The whole document looks weirdly formatted, but you can click the red numeral in the placeholder text for the tables and figures to jump to the appendix where it is. Not sure if this approach is intentional. It's certainly weird.

You would think that with a decent LaTeX template academic papers would look reproducibly good, but for some reason some (many?) institutions and authors choose weakly justified convention over typographically sound formatting optimised for actual reading. The font choice (not too bad, but not pleasant either), the outsized leading which competes with the paragraph spacing. Look at how badly the references section on page xxviii scans.

The word missing from the abstract is 'PornHub', of course. They're not just studying “a dominant online platform”. The fact that it is PornHub seems relevant enough not to hide it in the abstract to me.

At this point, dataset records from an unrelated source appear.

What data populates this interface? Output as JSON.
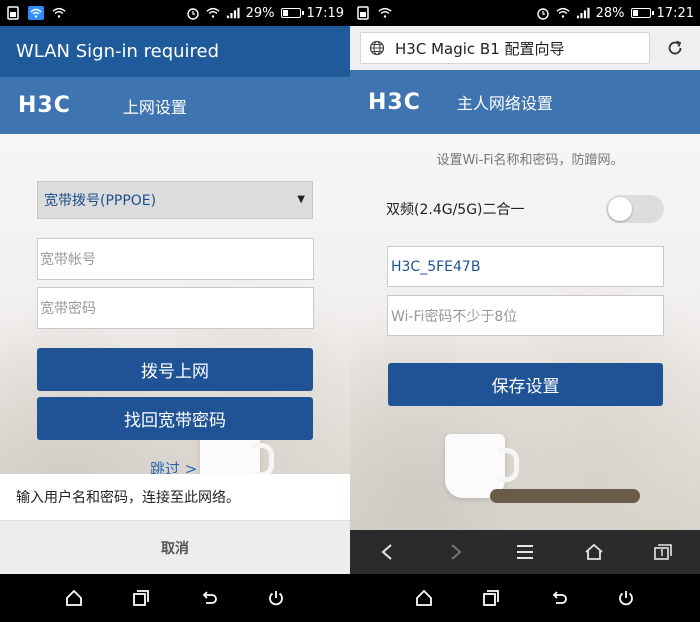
{
  "left": {
    "status": {
      "battery": "29%",
      "time": "17:19"
    },
    "title_bar": "WLAN Sign-in required",
    "header": {
      "logo": "H3C",
      "title": "上网设置"
    },
    "mode_select": {
      "value": "宽带拨号(PPPOE)"
    },
    "account_field": {
      "placeholder": "宽带帐号"
    },
    "password_field": {
      "placeholder": "宽带密码"
    },
    "dial_button": "拨号上网",
    "recover_button": "找回宽带密码",
    "skip_link": "跳过 >",
    "prompt_text": "输入用户名和密码，连接至此网络。",
    "cancel_button": "取消"
  },
  "right": {
    "status": {
      "battery": "28%",
      "time": "17:21"
    },
    "url_bar": {
      "text": "H3C Magic B1 配置向导"
    },
    "header": {
      "logo": "H3C",
      "title": "主人网络设置"
    },
    "subtitle": "设置Wi-Fi名称和密码，防蹭网。",
    "dual_band": {
      "label": "双频(2.4G/5G)二合一",
      "enabled": false
    },
    "ssid_field": {
      "value": "H3C_5FE47B"
    },
    "wifi_password_field": {
      "placeholder": "Wi-Fi密码不少于8位"
    },
    "save_button": "保存设置"
  },
  "colors": {
    "header_blue": "#3e74b0",
    "title_blue": "#1f5a9a",
    "button_blue": "#1f5396"
  },
  "icons": [
    "sim-icon",
    "wifi-icon",
    "alarm-icon",
    "signal-icon",
    "battery-icon",
    "globe-icon",
    "reload-icon",
    "back-icon",
    "forward-icon",
    "menu-icon",
    "home-icon",
    "tabs-icon",
    "power-icon"
  ]
}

gwern 17 hours ago | parent | next [-]

This always frustrates me about paper abstracts. Whether it's economics or AI, everyone seems to make a point of being as vague as possible, when it would sometimes take 1 tiny word to clarify it hugely . You'll see paper abstracts talk about how they analyze "an important and widely deployed commercial family of large language models (LLMs)" and then you have to skim 10 pages before you finally find out that they mean 'GPT'.

I don't think the authors are even doing it maliciously or deliberately, because it's like how students or kids struggle to write anything. It's just a fallback when you're struggling to condense it and have gotten lost in your forest. Like how you can ask someone, "OK, that's all great, but what did you do? What are you trying to say here?" "Oh, I Xed the Y with Z." "There you go. That's your abstract."

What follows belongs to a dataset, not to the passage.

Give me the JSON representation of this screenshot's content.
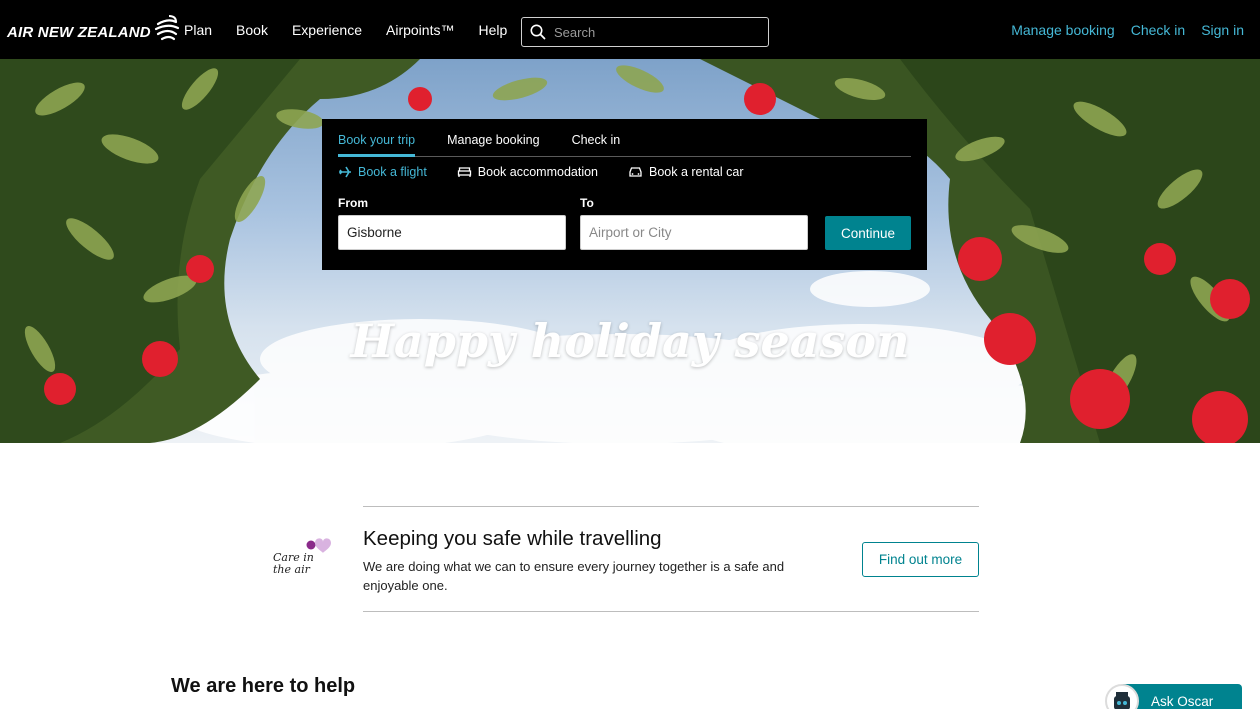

mcphage a day ago | parent | prev [-]

> The word missing from the abstract is 'PornHub', of course. They're not just studying “a dominant online platform”. The fact that it is PornHub seems relevant enough not to hide it in the abstract to me.

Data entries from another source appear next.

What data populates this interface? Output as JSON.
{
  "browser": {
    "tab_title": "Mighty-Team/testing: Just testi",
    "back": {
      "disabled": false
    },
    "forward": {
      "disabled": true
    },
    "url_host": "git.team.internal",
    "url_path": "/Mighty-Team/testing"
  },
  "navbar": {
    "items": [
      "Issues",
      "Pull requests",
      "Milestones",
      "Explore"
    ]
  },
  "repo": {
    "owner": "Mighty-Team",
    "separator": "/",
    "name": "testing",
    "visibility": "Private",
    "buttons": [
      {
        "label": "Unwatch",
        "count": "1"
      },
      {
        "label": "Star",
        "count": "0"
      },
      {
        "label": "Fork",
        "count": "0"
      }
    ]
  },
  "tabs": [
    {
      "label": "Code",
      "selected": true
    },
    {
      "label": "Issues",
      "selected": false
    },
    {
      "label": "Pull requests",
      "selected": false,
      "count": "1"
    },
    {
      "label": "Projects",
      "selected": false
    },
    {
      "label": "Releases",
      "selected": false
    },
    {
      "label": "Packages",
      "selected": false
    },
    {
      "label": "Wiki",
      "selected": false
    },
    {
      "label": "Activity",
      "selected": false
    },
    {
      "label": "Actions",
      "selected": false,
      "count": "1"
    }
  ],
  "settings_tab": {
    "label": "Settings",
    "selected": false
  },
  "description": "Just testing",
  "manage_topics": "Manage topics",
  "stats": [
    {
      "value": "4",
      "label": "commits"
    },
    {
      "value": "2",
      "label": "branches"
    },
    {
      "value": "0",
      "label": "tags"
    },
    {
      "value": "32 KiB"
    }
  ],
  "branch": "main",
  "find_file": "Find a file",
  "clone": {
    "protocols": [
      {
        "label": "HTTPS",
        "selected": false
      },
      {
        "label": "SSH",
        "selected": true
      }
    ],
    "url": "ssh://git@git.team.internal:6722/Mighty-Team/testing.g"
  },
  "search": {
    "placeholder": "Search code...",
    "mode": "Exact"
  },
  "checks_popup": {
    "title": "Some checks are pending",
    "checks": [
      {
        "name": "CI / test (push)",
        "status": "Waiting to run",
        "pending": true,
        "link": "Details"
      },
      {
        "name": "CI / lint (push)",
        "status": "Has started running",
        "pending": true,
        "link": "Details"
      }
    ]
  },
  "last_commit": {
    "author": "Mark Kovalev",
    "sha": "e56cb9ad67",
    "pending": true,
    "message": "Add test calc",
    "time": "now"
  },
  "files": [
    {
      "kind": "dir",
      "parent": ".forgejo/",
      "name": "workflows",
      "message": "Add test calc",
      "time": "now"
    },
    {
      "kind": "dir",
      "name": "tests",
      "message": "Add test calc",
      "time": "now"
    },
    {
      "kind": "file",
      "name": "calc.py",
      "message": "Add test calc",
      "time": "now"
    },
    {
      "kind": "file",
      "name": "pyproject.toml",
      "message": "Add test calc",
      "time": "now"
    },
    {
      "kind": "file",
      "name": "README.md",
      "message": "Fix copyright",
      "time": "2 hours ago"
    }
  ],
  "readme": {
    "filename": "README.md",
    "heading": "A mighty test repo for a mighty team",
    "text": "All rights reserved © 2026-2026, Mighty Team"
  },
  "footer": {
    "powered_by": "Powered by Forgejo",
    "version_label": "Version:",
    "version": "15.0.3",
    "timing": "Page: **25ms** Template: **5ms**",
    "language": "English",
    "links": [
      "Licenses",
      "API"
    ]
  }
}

The fact that it was PornHub is mentioned repeatedly in the paper itself. Leaving it out of the abstract seems fair—they picked PornHub because it was a site that deleted 80% of their content, not because they're specifically interested in studying PornHub.

And, they study several of MindGeek's sites, not just PornHub exclusively.

Freak_NL a day ago | parent [-]

Sure, but omitting it is like having a study about 'a dominant social medium' and not mentioning that it is Facebook or X in the abstract (or a study about radicalisation of young men focusing on 'an anonymous imageboard' and not putting 4chan or whatever in the abstract). These are for the most part unique beasts, not interchangeable venues.

It is relevant information for anyone scanning through dozens of abstracts on the topics addressed.